Since you must (and should) have TLS everywhere, you'll need to factor that into setup requirements (whether it's acquiring certificates for internal use from a known CA or creating your own internal CA to issue certificates, but you'll need to add it as trusted across your infrastructure/containers/etc).
GraphQL
GraphQL sits somewhere between REST and gRPC. It aims to make requesting data easy through its own query language that gives control to the client.
It's Facebook's brainchild.
Upsides
Its reliance on JSON makes it somewhat REST-like but with the added benefit that the adaptive queries means you can request for the data you want as you want it => no more multiple requests to get everything you need.
It has schema validation and typing so in that sense it's somewhat close to how gRPC defines things.
Downsides
All the flexibility takes a toll on the ability to cache. Just about none of the GraphQL requests are similar to warrant caching.
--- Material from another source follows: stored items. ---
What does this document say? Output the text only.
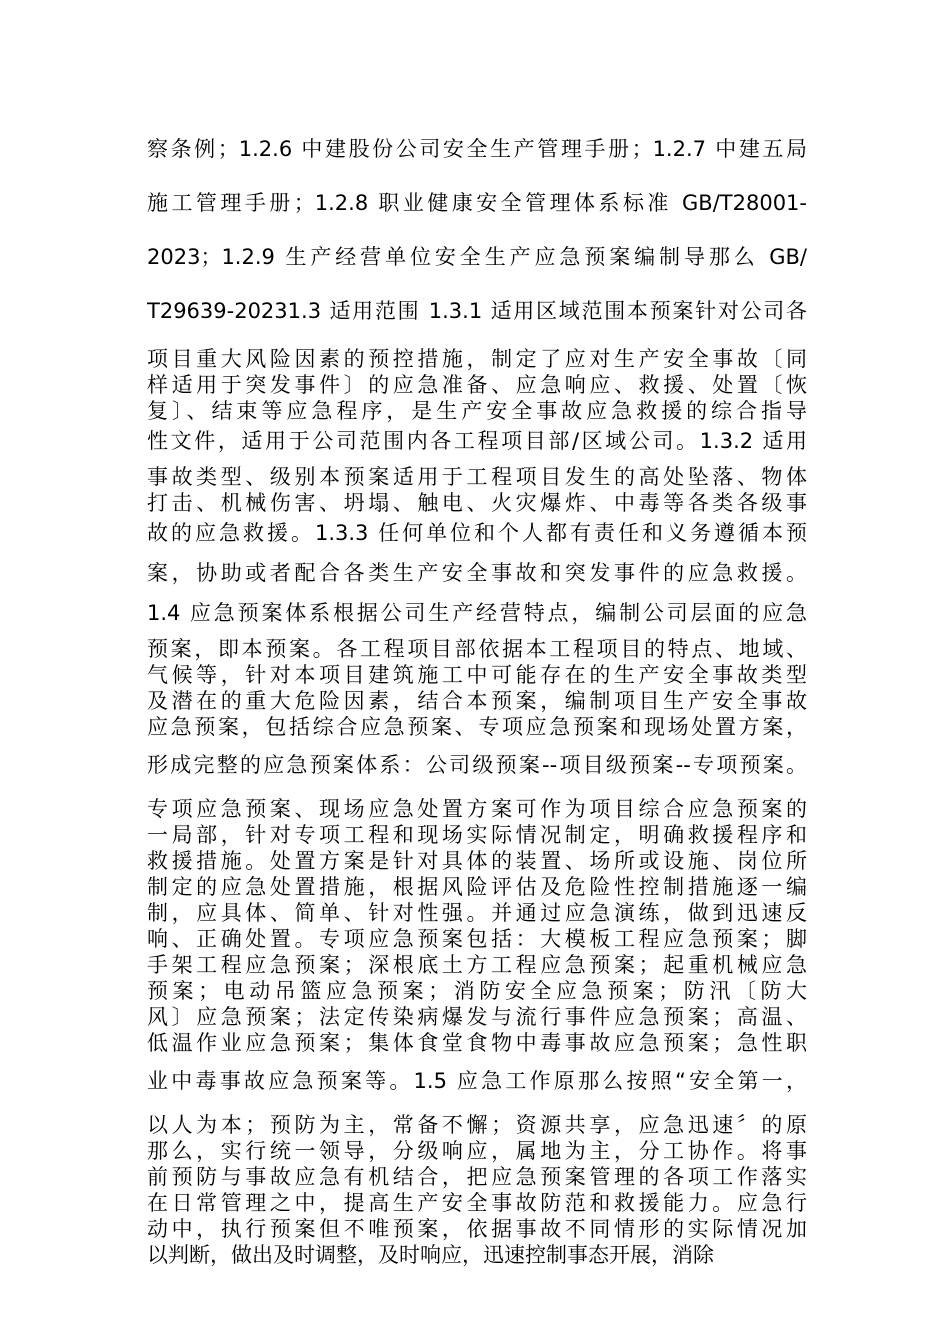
察条例；1.2.6 中建股份公司安全生产管理手册；1.2.7 中建五局
施工管理手册；1.2.8 职业健康安全管理体系标准 GB/T28001-
2023；1.2.9 生产经营单位安全生产应急预案编制导那么 GB/
T29639-20231.3 适用范围 1.3.1 适用区域范围本预案针对公司各
项目重大风险因素的预控措施，制定了应对生产安全事故〔同
样适用于突发事件〕的应急准备、应急响应、救援、处置〔恢
复〕、结束等应急程序，是生产安全事故应急救援的综合指导
性文件，适用于公司范围内各工程项目部/区域公司。1.3.2 适用
事故类型、级别本预案适用于工程项目发生的高处坠落、物体
打击、机械伤害、坍塌、触电、火灾爆炸、中毒等各类各级事
故的应急救援。1.3.3 任何单位和个人都有责任和义务遵循本预
案，协助或者配合各类生产安全事故和突发事件的应急救援。
1.4 应急预案体系根据公司生产经营特点，编制公司层面的应急
预案，即本预案。各工程项目部依据本工程项目的特点、地域、
气候等，针对本项目建筑施工中可能存在的生产安全事故类型
及潜在的重大危险因素，结合本预案，编制项目生产安全事故
应急预案，包括综合应急预案、专项应急预案和现场处置方案，
形成完整的应急预案体系：公司级预案--项目级预案--专项预案。
专项应急预案、现场应急处置方案可作为项目综合应急预案的
一局部，针对专项工程和现场实际情况制定，明确救援程序和
救援措施。处置方案是针对具体的装置、场所或设施、岗位所
制定的应急处置措施，根据风险评估及危险性控制措施逐一编
制，应具体、简单、针对性强。并通过应急演练，做到迅速反
响、正确处置。专项应急预案包括：大模板工程应急预案；脚
手架工程应急预案；深根底土方工程应急预案；起重机械应急
预案；电动吊篮应急预案；消防安全应急预案；防汛〔防大
风〕应急预案；法定传染病爆发与流行事件应急预案；高温、
低温作业应急预案；集体食堂食物中毒事故应急预案；急性职
业中毒事故应急预案等。1.5 应急工作原那么按照“安全第一，
以人为本；预防为主，常备不懈；资源共享，应急迅速〞的原
那么，实行统一领导，分级响应，属地为主，分工协作。将事
前预防与事故应急有机结合，把应急预案管理的各项工作落实
在日常管理之中，提高生产安全事故防范和救援能力。应急行
动中，执行预案但不唯预案，依据事故不同情形的实际情况加
以判断，做出及时调整，及时响应，迅速控制事态开展，消除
Despite the name, it's not quite a graph interface. You can't take all the ancestors of a parent entity, for example.
What is the point?
I've been plagued by SOAP and I think I'm not the only one. I want to warn people about the abomination that still roams the dark underbelly of web development.
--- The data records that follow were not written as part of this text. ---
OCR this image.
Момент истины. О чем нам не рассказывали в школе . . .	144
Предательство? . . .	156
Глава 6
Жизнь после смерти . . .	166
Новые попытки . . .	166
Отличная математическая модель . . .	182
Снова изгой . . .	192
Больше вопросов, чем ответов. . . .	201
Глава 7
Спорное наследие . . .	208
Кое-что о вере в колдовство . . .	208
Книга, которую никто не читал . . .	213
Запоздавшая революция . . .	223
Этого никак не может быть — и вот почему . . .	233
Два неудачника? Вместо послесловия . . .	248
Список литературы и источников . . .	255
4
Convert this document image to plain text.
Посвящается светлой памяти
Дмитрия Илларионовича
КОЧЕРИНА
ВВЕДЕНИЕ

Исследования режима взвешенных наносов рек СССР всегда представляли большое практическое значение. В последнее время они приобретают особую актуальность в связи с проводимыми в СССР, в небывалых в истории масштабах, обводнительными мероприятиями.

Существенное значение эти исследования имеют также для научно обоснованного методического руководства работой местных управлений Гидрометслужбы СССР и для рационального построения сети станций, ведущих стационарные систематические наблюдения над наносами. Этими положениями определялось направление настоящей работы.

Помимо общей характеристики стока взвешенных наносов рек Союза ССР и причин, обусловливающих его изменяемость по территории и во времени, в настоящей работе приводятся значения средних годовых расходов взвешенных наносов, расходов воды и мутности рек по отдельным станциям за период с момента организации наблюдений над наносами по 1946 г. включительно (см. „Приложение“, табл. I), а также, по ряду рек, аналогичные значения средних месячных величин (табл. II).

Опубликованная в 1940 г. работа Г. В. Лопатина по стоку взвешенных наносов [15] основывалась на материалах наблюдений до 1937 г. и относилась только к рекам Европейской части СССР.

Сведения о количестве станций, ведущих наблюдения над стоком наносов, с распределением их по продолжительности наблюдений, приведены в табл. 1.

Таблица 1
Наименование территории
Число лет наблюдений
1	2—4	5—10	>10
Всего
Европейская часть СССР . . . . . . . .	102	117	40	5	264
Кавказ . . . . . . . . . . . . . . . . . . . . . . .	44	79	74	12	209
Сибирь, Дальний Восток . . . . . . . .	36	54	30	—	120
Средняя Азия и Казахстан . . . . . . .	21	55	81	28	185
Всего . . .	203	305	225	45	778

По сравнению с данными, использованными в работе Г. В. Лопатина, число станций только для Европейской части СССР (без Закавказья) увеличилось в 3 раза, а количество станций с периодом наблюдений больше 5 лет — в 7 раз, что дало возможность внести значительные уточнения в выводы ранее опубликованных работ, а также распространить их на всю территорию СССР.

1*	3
I've been a dedicated REST developer and took me years to develop a methodical approach to API design. It's ok, but I really think there should be a better way. Despite all the good practices and so on, the vast majority of projects end in a sort of manageable chaos and the lack of verifiable contracts on messaging is a killer.
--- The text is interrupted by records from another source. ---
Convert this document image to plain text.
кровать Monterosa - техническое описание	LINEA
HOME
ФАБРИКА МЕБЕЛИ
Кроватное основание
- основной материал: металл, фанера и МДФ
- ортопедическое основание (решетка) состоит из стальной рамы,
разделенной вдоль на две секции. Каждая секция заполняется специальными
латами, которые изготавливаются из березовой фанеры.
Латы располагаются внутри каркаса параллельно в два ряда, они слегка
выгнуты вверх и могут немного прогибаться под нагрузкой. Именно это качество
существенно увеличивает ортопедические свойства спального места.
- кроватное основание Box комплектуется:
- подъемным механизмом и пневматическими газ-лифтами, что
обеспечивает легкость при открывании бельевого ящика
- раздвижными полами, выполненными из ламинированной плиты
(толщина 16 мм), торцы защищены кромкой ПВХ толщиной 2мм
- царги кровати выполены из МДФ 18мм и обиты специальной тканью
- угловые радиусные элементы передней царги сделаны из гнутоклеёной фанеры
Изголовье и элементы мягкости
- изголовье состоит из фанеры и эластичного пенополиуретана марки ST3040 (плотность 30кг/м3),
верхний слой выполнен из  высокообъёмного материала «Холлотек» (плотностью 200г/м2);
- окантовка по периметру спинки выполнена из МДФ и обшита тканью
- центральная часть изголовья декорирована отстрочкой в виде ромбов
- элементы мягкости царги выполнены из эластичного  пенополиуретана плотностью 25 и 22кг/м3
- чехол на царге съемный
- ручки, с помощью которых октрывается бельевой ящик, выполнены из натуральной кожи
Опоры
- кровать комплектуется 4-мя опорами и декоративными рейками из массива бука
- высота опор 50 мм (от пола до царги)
I've tried GraphQL and I see its value. It's awesome for frontend development (you can see its Facebook origins make it a friend to React) but it's a one-way street. I can't imagine making microservices to talk among themselves in GraphQL. It's more structured than REST but the benefits are pretty much client-side.
GRPC is growing on me. Depending on your tooling, there may be some overhead. PHP setup with building grpc_php_plugin
is painful and heavily dependent on OS (sorry Windows users, you may need to get your hands dirty with WSL2 - but please let me know if I'm wrong though the last time I checked the prebuilt plugin was deprecated). Going at GRPC via Go is amazing (yeah ... coming from Google after all) but with Rust/DotNet/Elixir isn't bad either.
I can only hope to get my GRPC habits up and running the way I did with REST.
Oldest comments (4)
Very good post, thank You so much.
What is your opinion about JsonRPC?
I've used recently and is quite easy to build both server and client in any language; moreover it is easily debuggable and it supports multi response and batch operations in order to avoid REST sub-calls.
I know that some inner services in Google/Docker use this approach and in fact is quite resilient to both microservices communication and frontend usage (I know that are a lot of better options).
Bye
Hi! Thanks for the appreciation.
I had totally forgot about Json-RPC mostly because I think I've only seen it once quite some time ago. Beyond being lighter than SOAP, I don't think much of it, mostly because it feels like SOAP on JSON but without service definition. I know there's an evolution of it, JSON-WSP that's trying to address that shortcoming, but I've never seen it in practice.
We're using JSON-RPC 2.0 in our current project. It looks much more meaningful than REST and better separated from underlying transport. For example, it standartizes request and response format, including "anti-caching"/indempotent request measures and error reporting (no need to fiddle with HTTP error codes which are not intended for this purpose). Beside that it has support for some conveniences like positional parameters (allows reduce request size by omitting field names) and batch request/response. Overall I like how it behaves in real life, although tooling is sparce.
May I ask why ? there are directives in grpahql spec that achieves this, and still facades the multi endpoint hop from the frontend making the request seamless.